Schaut man heute in moderne und neue Kinderzimmer dann fällt eines auf: Immer mehr Kinder haben kein normales Bett mehr, sondern ein neumodisches Hochbett. Interessant daran ist, dass diese vor ein paar Jahren noch vollkommen out waren – doch das hat sich geändert! Hochbetten sind auch 2017 voll im Trend! Und genau diese gesteigerte Nachfrage sorgt auch für ein immer größeres Angebot! Das große Angebot schafft aber auch mehr Probleme. Denn jetzt wird es undurchsichtig. Welche Hochbetten sind wirklich gut? Worauf kommt es an? Diese Fragen muss man sich stellen!

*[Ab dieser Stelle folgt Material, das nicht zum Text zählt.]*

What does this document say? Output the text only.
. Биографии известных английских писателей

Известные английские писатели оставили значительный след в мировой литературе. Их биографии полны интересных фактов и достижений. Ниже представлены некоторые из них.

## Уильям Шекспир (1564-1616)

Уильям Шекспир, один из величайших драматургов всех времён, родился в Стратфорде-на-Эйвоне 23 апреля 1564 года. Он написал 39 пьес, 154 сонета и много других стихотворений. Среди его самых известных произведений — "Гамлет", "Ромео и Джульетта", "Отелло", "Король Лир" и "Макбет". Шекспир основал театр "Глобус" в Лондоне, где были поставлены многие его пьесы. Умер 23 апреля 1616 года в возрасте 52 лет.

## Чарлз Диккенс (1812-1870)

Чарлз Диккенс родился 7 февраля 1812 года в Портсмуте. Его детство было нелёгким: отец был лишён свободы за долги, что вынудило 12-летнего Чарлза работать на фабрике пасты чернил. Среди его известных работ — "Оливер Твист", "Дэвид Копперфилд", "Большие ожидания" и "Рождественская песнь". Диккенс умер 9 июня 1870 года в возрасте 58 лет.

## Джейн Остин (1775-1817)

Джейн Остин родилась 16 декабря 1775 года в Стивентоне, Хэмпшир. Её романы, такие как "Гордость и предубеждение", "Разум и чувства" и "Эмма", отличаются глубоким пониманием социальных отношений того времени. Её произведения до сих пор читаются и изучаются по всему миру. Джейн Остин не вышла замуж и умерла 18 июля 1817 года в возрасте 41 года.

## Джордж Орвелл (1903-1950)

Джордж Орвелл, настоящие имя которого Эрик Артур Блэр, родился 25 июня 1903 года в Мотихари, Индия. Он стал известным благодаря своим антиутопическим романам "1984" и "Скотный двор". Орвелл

Besonders wichtig ist vor allem der Punkt Sicherheit! Ich habe beim Kauf vor allem darauf geachtet, dass alle wichtigen DIN-Normen erfüllt werden. Dann ist man definitiv schon mal auf der sicheren Seite. Generell ist es wichtig, dass das Bett eine Absturzsicherung hat – dann kann das Kind auch wenn es einen unruhigen Schlaf hat nicht aus dem Hochbett fallen. Außerdem sollte die Leiter einen Handlauf haben – dann kann das Kind leicht auf das Bett hinauf steigen und auch davon herunter. Außerdem sollte man kann stark federnde Matratze kaufen – sonst springt das Kind nur allzu gerne darauf herum.

Ein wichtiger Tipp von mir: Viele meiner Bekannten haben tolle Abenteuer oder Piratenbetten gekauft. Die sehen zwar gut aus – aber man kann sie schlecht wieder zurückbauen, wenn das Kind mal größer ist. Gefällt einem Kind der Stil nicht mehr und alle ist fest am Bett verbaut dann hat man definitiv ein Problem. Deshalb sollte man definitiv darauf achten, dass sämtliche Verschönerungen entfernbar sind. Teilweise gibt es auch Hochbetten, die man einfach so wieder zu einem „normalen“ Bett umbauen kann. Dann kann das Kind das Bett theoretisch sogar bis in das Jugendliche Alter verwenden. Das ist für mich ein wirklich toller Kompromiss.

Auch tolle Anbauen wir Rutschen oder Klettergerüste sollte man nach Möglichkeit entfernen können. Das gibt maximale Flexibilität und die ist wichtig. Auch bei der Verarbeitung sollte man auf einige Punkte achten. Ich habe mich für ein Massivholz-Hochbett entschieden in normaler Holzoptik. Das ist zeitlos. Ist das Bett aufwändig lackiert kostet das nicht nur mehr, sondern man muss es im Zweifel sogar neu streichen – das kostet Zeit und vor allem Geld.

Insgesamt sind Hochbetten allerdings eine gute Alternative zum klassischen Bett. Vor allem auch, weil sie viel Platz im Kinderzimmer schaffen und die Fantasie der kleinen anregen. Ich bin jetzt ein Fan und empfehle diese tollen Bauten jedem Elternpaar gerne weiter.